Yesterday, Arsenal were tearing into a uniquely weak Man United, occasionally finding space to shoot directly at De Gea – and thus affording lazy journalists their ‘narrative’ of the game as one of resolute defending and ruthless counterattack. Additions from this match to my DVD – working title ‘Arsene’s Greatest Arsenalisations’ – Wilshere who was playing like a coked-up teenager eventually ploughed into Fellaini and seemingly got his ankle broken. Szczęsny smashed up his own ribs by clattering into Gibbs, with the floored and dazed defender then diverting a cross into his own net.
The ineluctable modality of the visible: the third chapter of Ulysses begins with the condensed cogitations of Stephen Dedalus’s mind. The material world is inevitably mediated by the eye’s diaphane, so we don’t grasp the substance of the object of our gaze but only its form as conjured by our imagination. Arsene Wenger is football’s philosopher of subjective idealism: the world is only real insofar as he has perceived it; it is the lodestone, the key, to both his rise and of his fall.
So hapless events befalling his side, so recurrent as to feel inevitable are, in Wenger’s reality, merely incidental – insofar as they occur at all:
- Rooney will always score against Arsenal.
- Arsenal will not be able to score from a corner.
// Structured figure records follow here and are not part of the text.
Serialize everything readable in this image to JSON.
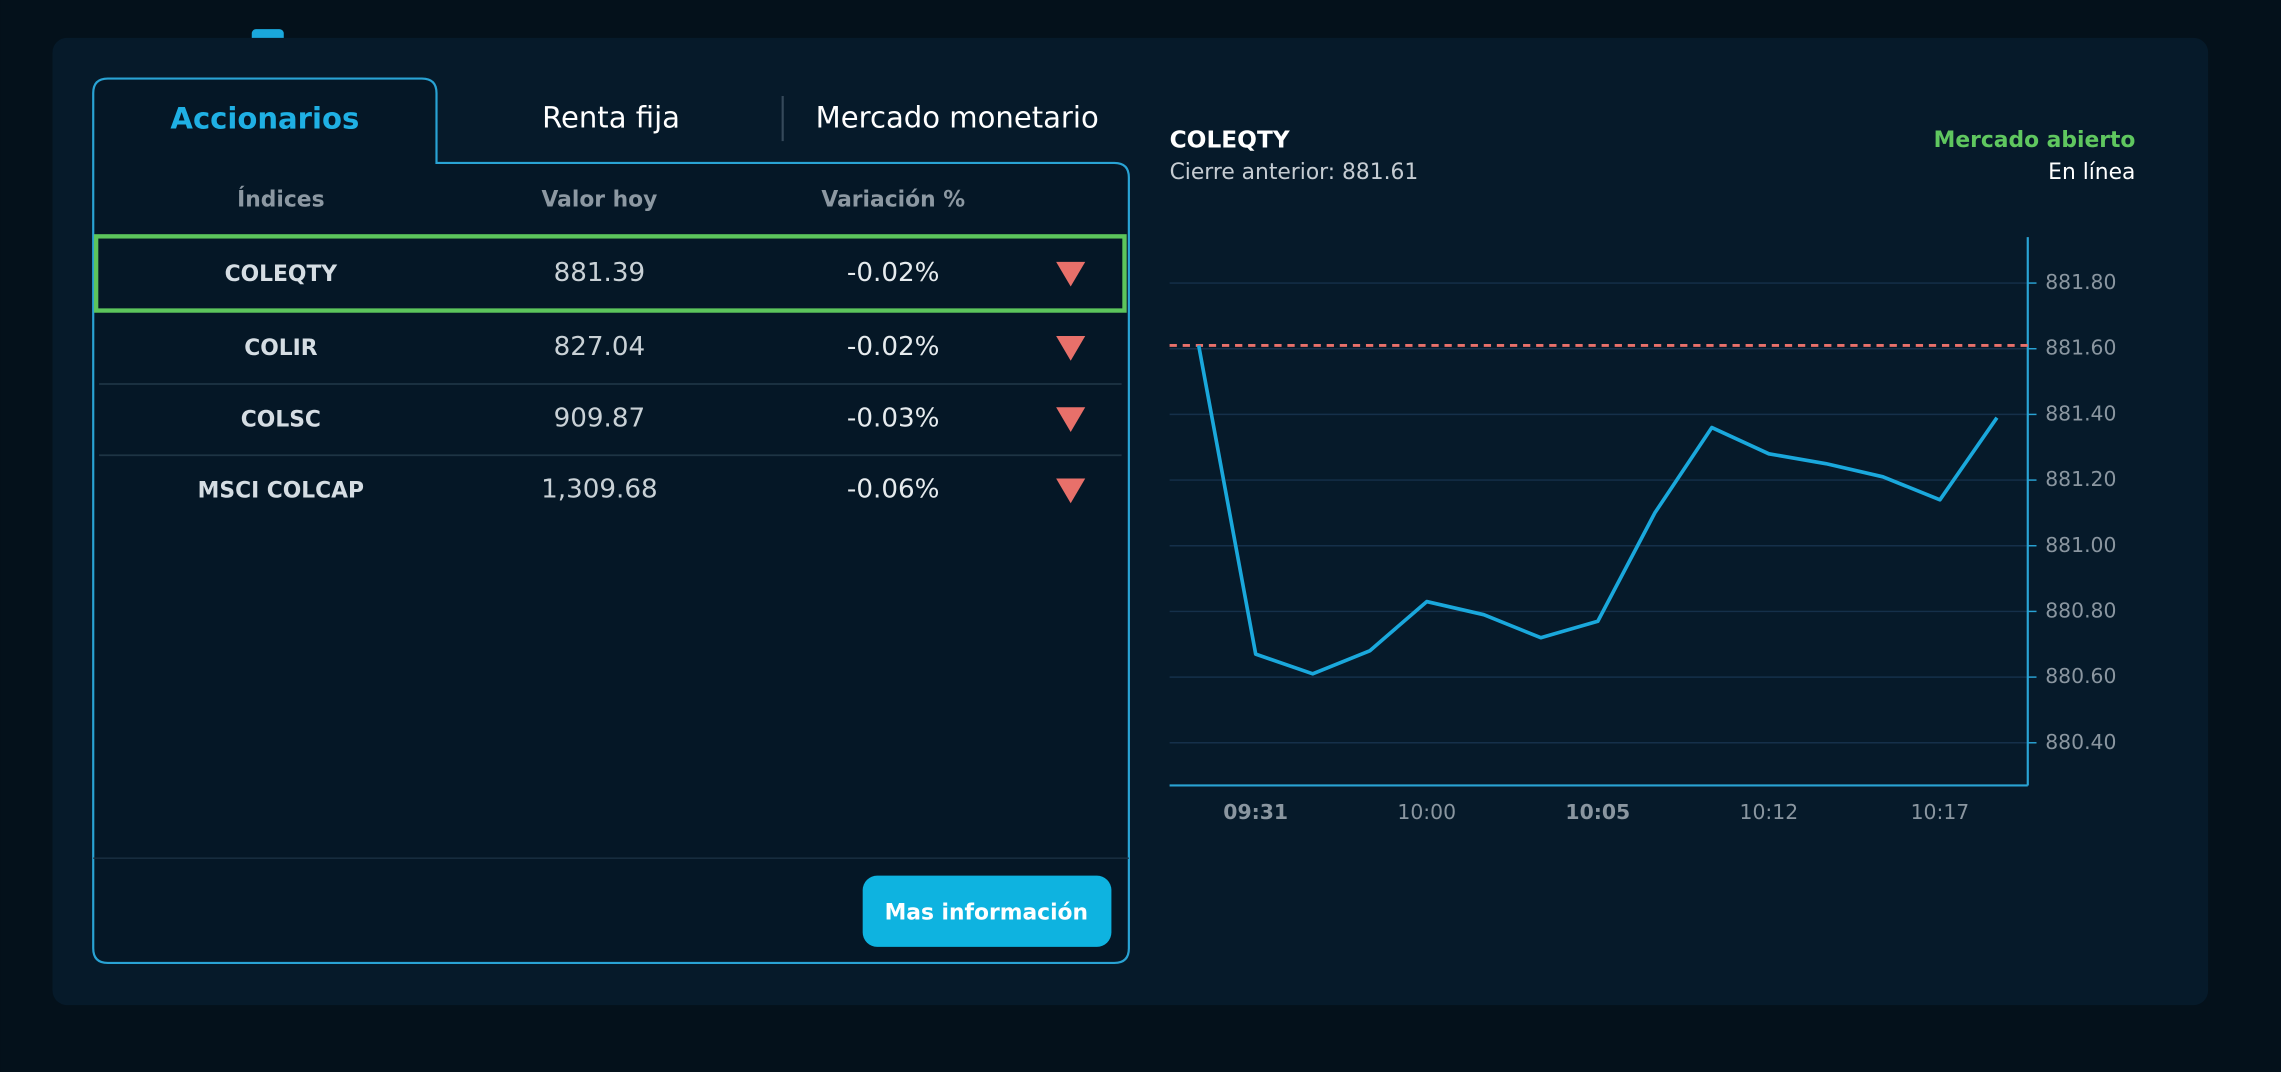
{
  "tabs": [
    "Accionarios",
    "Renta fija",
    "Mercado monetario"
  ],
  "table": {
    "headers": [
      "Índices",
      "Valor hoy",
      "Variación %"
    ],
    "rows": [
      [
        "COLEQTY",
        "881.39",
        "-0.02%"
      ],
      [
        "COLIR",
        "827.04",
        "-0.02%"
      ],
      [
        "COLSC",
        "909.87",
        "-0.03%"
      ],
      [
        "MSCI COLCAP",
        "1,309.68",
        "-0.06%"
      ]
    ]
  },
  "button": "Mas información",
  "chart_data": {
    "type": "line",
    "title": "COLEQTY",
    "subtitle": "Cierre anterior: 881.61",
    "status": "Mercado abierto",
    "connection": "En línea",
    "categories": [
      null,
      "09:31",
      null,
      null,
      "10:00",
      null,
      null,
      "10:05",
      null,
      null,
      "10:12",
      null,
      null,
      "10:17",
      null
    ],
    "values": [
      881.61,
      880.67,
      880.61,
      880.68,
      880.83,
      880.79,
      880.72,
      880.77,
      881.1,
      881.36,
      881.28,
      881.25,
      881.21,
      881.14,
      881.39
    ],
    "color": "#1aa8dc",
    "reference_line": 881.61,
    "reference_color": "#e8706a",
    "ylim": [
      880.27,
      881.94
    ],
    "yticks": [
      {
        "value": 880.4,
        "label": "880.40"
      },
      {
        "value": 880.6,
        "label": "880.60"
      },
      {
        "value": 880.8,
        "label": "880.80"
      },
      {
        "value": 881.0,
        "label": "881.00"
      },
      {
        "value": 881.2,
        "label": "881.20"
      },
      {
        "value": 881.4,
        "label": "881.40"
      },
      {
        "value": 881.6,
        "label": "881.60"
      },
      {
        "value": 881.8,
        "label": "881.80"
      }
    ],
    "grid": true
  }
}
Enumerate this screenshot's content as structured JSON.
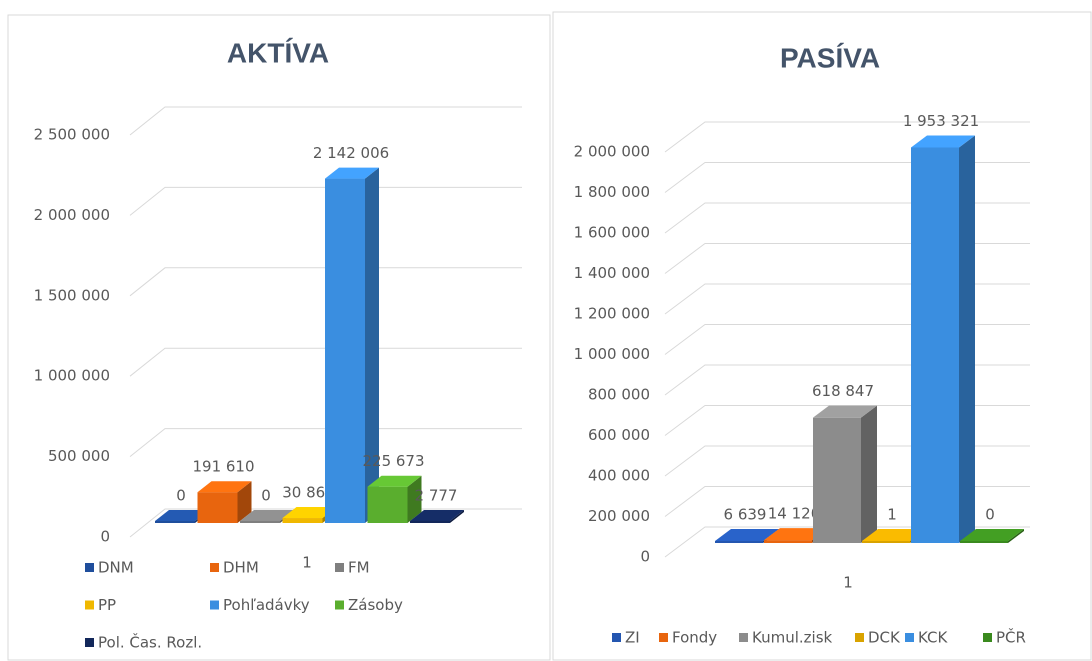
{
  "chart_data": [
    {
      "type": "bar3d",
      "title": "AKTÍVA",
      "categories": [
        "1"
      ],
      "series": [
        {
          "name": "DNM",
          "color": "#1f4e9c",
          "values": [
            0
          ]
        },
        {
          "name": "DHM",
          "color": "#e8650e",
          "values": [
            191610
          ],
          "value_labels": [
            "191 610"
          ]
        },
        {
          "name": "FM",
          "color": "#7f7f7f",
          "values": [
            0
          ]
        },
        {
          "name": "PP",
          "color": "#f0b800",
          "values": [
            30862
          ],
          "value_labels": [
            "30 862"
          ]
        },
        {
          "name": "Pohľadávky",
          "color": "#3a8ee0",
          "values": [
            2142006
          ],
          "value_labels": [
            "2 142 006"
          ]
        },
        {
          "name": "Zásoby",
          "color": "#5aae2e",
          "values": [
            225673
          ],
          "value_labels": [
            "225 673"
          ]
        },
        {
          "name": "Pol. Čas. Rozl.",
          "color": "#12275a",
          "values": [
            2777
          ],
          "value_labels": [
            "2 777"
          ]
        }
      ],
      "ylim": [
        0,
        2500000
      ],
      "yticks": [
        0,
        {
          "value": 500000,
          "label": "500 000"
        },
        {
          "value": 1000000,
          "label": "1 000 000"
        },
        {
          "value": 1500000,
          "label": "1 500 000"
        },
        {
          "value": 2000000,
          "label": "2 000 000"
        },
        {
          "value": 2500000,
          "label": "2 500 000"
        }
      ],
      "grid": true,
      "legend": "bottom"
    },
    {
      "type": "bar3d",
      "title": "PASÍVA",
      "categories": [
        "1"
      ],
      "series": [
        {
          "name": "ZI",
          "color": "#2456b0",
          "values": [
            6639
          ],
          "value_labels": [
            "6 639"
          ]
        },
        {
          "name": "Fondy",
          "color": "#e8650e",
          "values": [
            14120
          ],
          "value_labels": [
            "14 120"
          ]
        },
        {
          "name": "Kumul.zisk",
          "color": "#8c8c8c",
          "values": [
            618847
          ],
          "value_labels": [
            "618 847"
          ]
        },
        {
          "name": "DCK",
          "color": "#d9a300",
          "values": [
            1
          ]
        },
        {
          "name": "KCK",
          "color": "#3a8ee0",
          "values": [
            1953321
          ],
          "value_labels": [
            "1 953 321"
          ]
        },
        {
          "name": "PČR",
          "color": "#3a8a1e",
          "values": [
            0
          ]
        }
      ],
      "ylim": [
        0,
        2000000
      ],
      "yticks": [
        0,
        {
          "value": 200000,
          "label": "200 000"
        },
        {
          "value": 400000,
          "label": "400 000"
        },
        {
          "value": 600000,
          "label": "600 000"
        },
        {
          "value": 800000,
          "label": "800 000"
        },
        {
          "value": 1000000,
          "label": "1 000 000"
        },
        {
          "value": 1200000,
          "label": "1 200 000"
        },
        {
          "value": 1400000,
          "label": "1 400 000"
        },
        {
          "value": 1600000,
          "label": "1 600 000"
        },
        {
          "value": 1800000,
          "label": "1 800 000"
        },
        {
          "value": 2000000,
          "label": "2 000 000"
        }
      ],
      "grid": true,
      "legend": "bottom"
    }
  ]
}
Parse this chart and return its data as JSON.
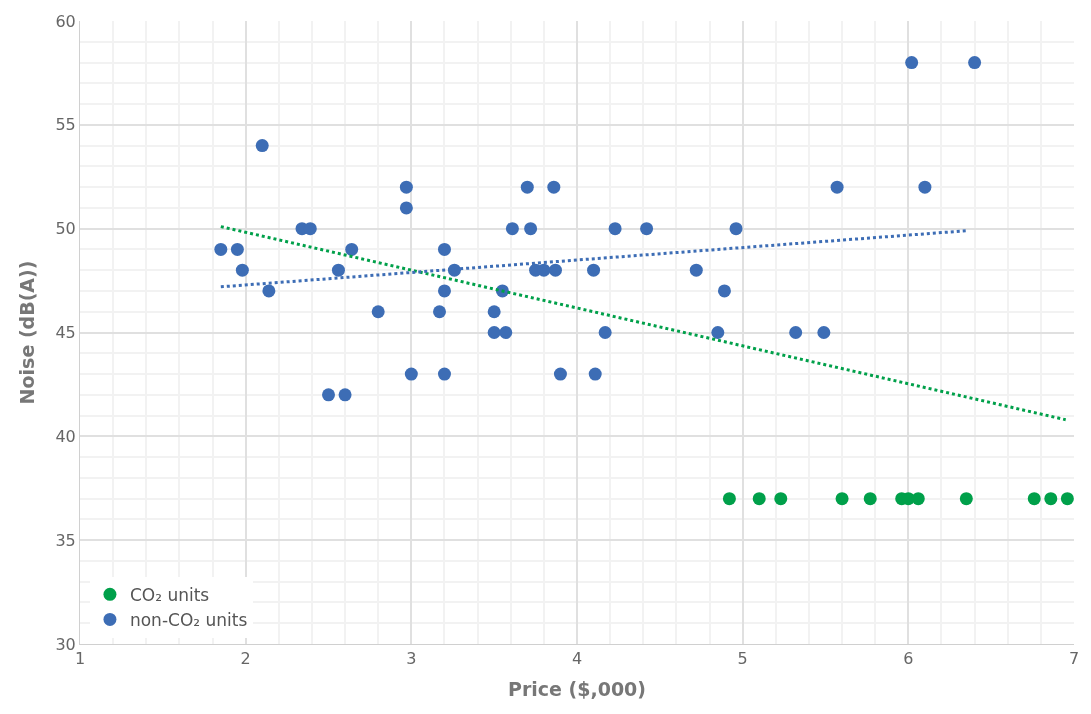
{
  "chart_data": {
    "type": "scatter",
    "xlabel": "Price ($,000)",
    "ylabel": "Noise (dB(A))",
    "xlim": [
      1,
      7
    ],
    "xticks": [
      1,
      2,
      3,
      4,
      5,
      6,
      7
    ],
    "ylim": [
      30,
      60
    ],
    "yticks": [
      30,
      35,
      40,
      45,
      50,
      55,
      60
    ],
    "grid": true,
    "legend": "bottom left",
    "marker": "circle",
    "series": [
      {
        "name": "CO₂ units",
        "color": "#00a04a",
        "x": [
          4.92,
          5.1,
          5.23,
          5.6,
          5.77,
          5.96,
          6.0,
          6.06,
          6.35,
          6.76,
          6.86,
          6.96
        ],
        "values": [
          37,
          37,
          37,
          37,
          37,
          37,
          37,
          37,
          37,
          37,
          37,
          37
        ]
      },
      {
        "name": "non-CO₂ units",
        "color": "#3d6db5",
        "x": [
          1.85,
          1.95,
          1.98,
          2.1,
          2.14,
          2.34,
          2.39,
          2.5,
          2.56,
          2.6,
          2.64,
          2.8,
          2.97,
          2.97,
          3.0,
          3.17,
          3.2,
          3.2,
          3.2,
          3.26,
          3.5,
          3.5,
          3.55,
          3.57,
          3.61,
          3.7,
          3.72,
          3.75,
          3.8,
          3.86,
          3.87,
          3.9,
          4.1,
          4.11,
          4.17,
          4.23,
          4.42,
          4.72,
          4.85,
          4.89,
          4.96,
          5.32,
          5.49,
          5.57,
          6.02,
          6.1,
          6.4
        ],
        "values": [
          49,
          49,
          48,
          54,
          47,
          50,
          50,
          42,
          48,
          42,
          49,
          46,
          52,
          51,
          43,
          46,
          49,
          47,
          43,
          48,
          46,
          45,
          47,
          45,
          50,
          52,
          50,
          48,
          48,
          52,
          48,
          43,
          48,
          43,
          45,
          50,
          50,
          48,
          45,
          47,
          50,
          45,
          45,
          52,
          58,
          52,
          58
        ]
      },
      {
        "type": "line",
        "line_style": "dotted",
        "marker": "none",
        "color": "#00a04a",
        "x": [
          1.85,
          6.95
        ],
        "values": [
          50.1,
          40.8
        ]
      },
      {
        "type": "line",
        "line_style": "dotted",
        "marker": "none",
        "color": "#3d6db5",
        "x": [
          1.85,
          6.35
        ],
        "values": [
          47.2,
          49.9
        ]
      }
    ]
  }
}
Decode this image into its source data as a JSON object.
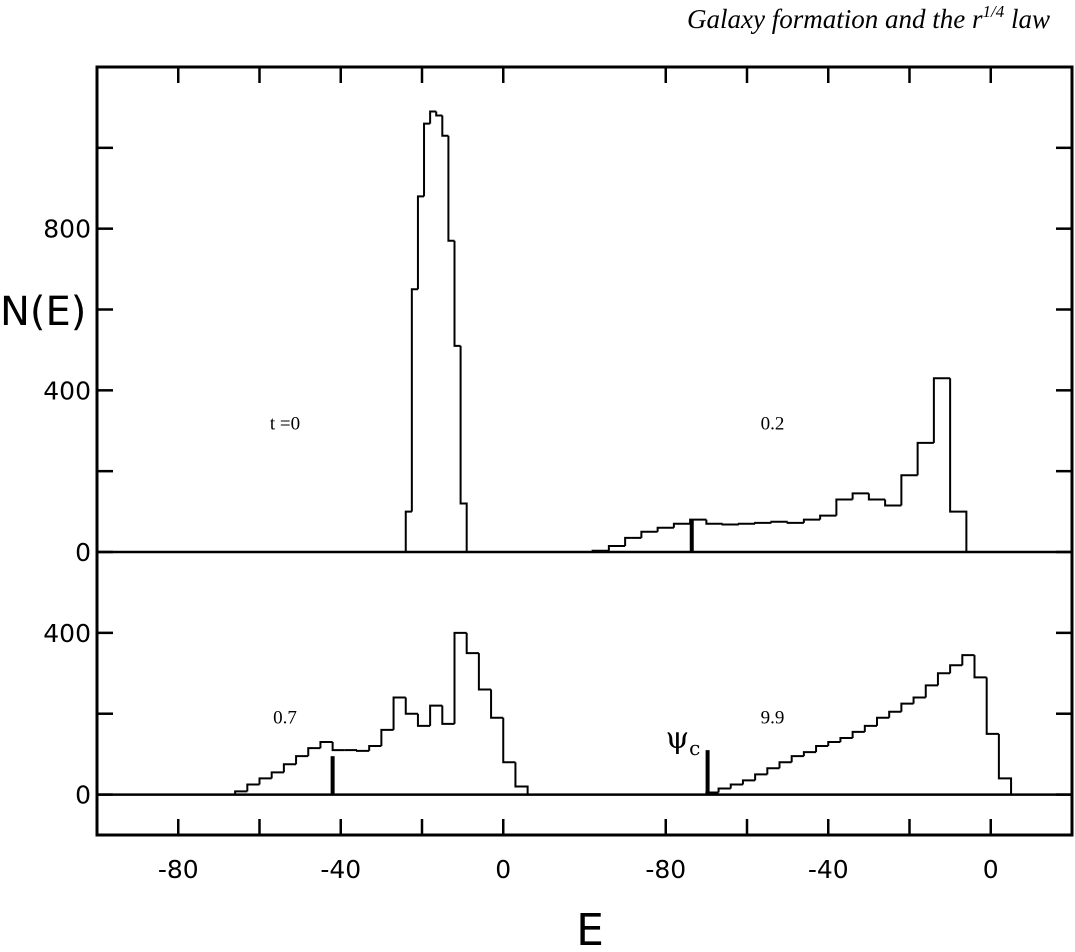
{
  "header": {
    "title": "Galaxy formation and the r",
    "title_sup": "1/4",
    "title_end": " law"
  },
  "chart_data": {
    "type": "histogram",
    "ylabel": "N(E)",
    "xlabel": "E",
    "xlim": [
      -100,
      20
    ],
    "xticks": [
      -80,
      -40,
      0
    ],
    "xminor_ticks": [
      -60,
      -20
    ],
    "rows": [
      {
        "ylim": [
          0,
          1200
        ],
        "yticks": [
          0,
          400,
          800
        ],
        "yminor_ticks": [
          200,
          600,
          1000
        ],
        "panels": [
          {
            "label": "t =0",
            "bins": [
              -24,
              -22.5,
              -21,
              -19.5,
              -18,
              -16.5,
              -15,
              -13.5,
              -12,
              -10.5,
              -9
            ],
            "counts": [
              100,
              650,
              880,
              1060,
              1090,
              1080,
              1030,
              770,
              510,
              120
            ]
          },
          {
            "label": "0.2",
            "bins": [
              -98,
              -94,
              -90,
              -86,
              -82,
              -78,
              -74,
              -70,
              -66,
              -62,
              -58,
              -54,
              -50,
              -46,
              -42,
              -38,
              -34,
              -30,
              -26,
              -22,
              -18,
              -14,
              -10,
              -6
            ],
            "counts": [
              3,
              15,
              35,
              50,
              60,
              70,
              80,
              70,
              68,
              70,
              72,
              75,
              72,
              80,
              90,
              130,
              145,
              130,
              115,
              190,
              270,
              430,
              100
            ],
            "marker": {
              "x": -73.6,
              "height": 80
            }
          }
        ]
      },
      {
        "ylim": [
          -100,
          600
        ],
        "yticks": [
          0,
          400
        ],
        "yminor_ticks": [
          200
        ],
        "panels": [
          {
            "label": "0.7",
            "bins": [
              -66,
              -63,
              -60,
              -57,
              -54,
              -51,
              -48,
              -45,
              -42,
              -39,
              -36,
              -33,
              -30,
              -27,
              -24,
              -21,
              -18,
              -15,
              -12,
              -9,
              -6,
              -3,
              0,
              3,
              6
            ],
            "counts": [
              8,
              25,
              40,
              55,
              75,
              95,
              115,
              130,
              110,
              110,
              108,
              120,
              160,
              240,
              200,
              170,
              220,
              175,
              400,
              350,
              260,
              190,
              80,
              20
            ],
            "marker": {
              "x": -42,
              "height": 95
            }
          },
          {
            "label": "9.9",
            "bins": [
              -70,
              -67,
              -64,
              -61,
              -58,
              -55,
              -52,
              -49,
              -46,
              -43,
              -40,
              -37,
              -34,
              -31,
              -28,
              -25,
              -22,
              -19,
              -16,
              -13,
              -10,
              -7,
              -4,
              -1,
              2,
              5
            ],
            "counts": [
              5,
              15,
              25,
              35,
              50,
              65,
              80,
              95,
              105,
              120,
              130,
              140,
              155,
              170,
              190,
              205,
              225,
              240,
              270,
              300,
              320,
              345,
              290,
              150,
              40
            ],
            "marker": {
              "x": -69.7,
              "height": 110,
              "label": "ψ",
              "label_sub": "c"
            }
          }
        ]
      }
    ]
  }
}
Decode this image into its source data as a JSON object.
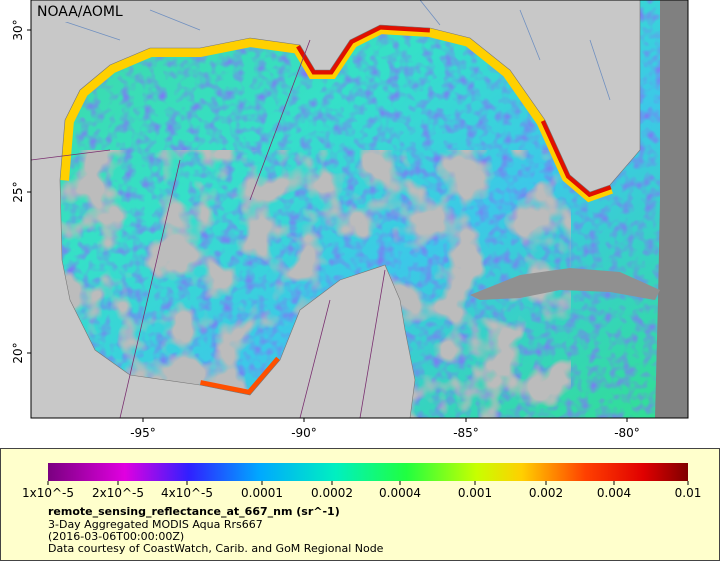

- Ramsey will shoot over the bar.
- Wilshere will hunker down and run at a crowd of defenders with those flailing arms, fall over and throw nonplussed plea at referee who waves on play.
- Several key players in our small squad will get injured for long stretches of the season. Fringe players on massive salaries inexplicably never get played.
- Players that we have sold will score against us, but it doesn’t work the other way round.
- Goalkeepers will play blinders.
- Stunning free kicks from the most improbable sources will fill our goal.
- Wenger will draw from a compact lexicon during post match interviews: luck, lack of quality, hard to take, mental strength.
- We finish fourth so that we can qualify for the champions league and get eliminated in the last 16.
Post-Highbury Arsenal seems less concerned with winning than wanting to preserve their pride, a search for vindication for methods and techniques which won’t deliver. Like Giroud’s preening celebration of his (very good) injury time goal when they still needed another to get a point. These days they end up with neither.
I am generally obsessed with football, but I lost interest for twice my life, first in the mid-80s and then again in the mid 90s, partly because I had other things on my mind – abortive stint in public school and religion and undergraduate misery – but mainly because Arsenal’s fortunes, in the dogdays of Neill-Howe and George Graham respectively, had become predictable, predictably abject. I realised that my emotional energy could more be efficiently channelled elsewhere. In the mid Twenty-teens, a football sabbatical may once more be in order. My wife would not object.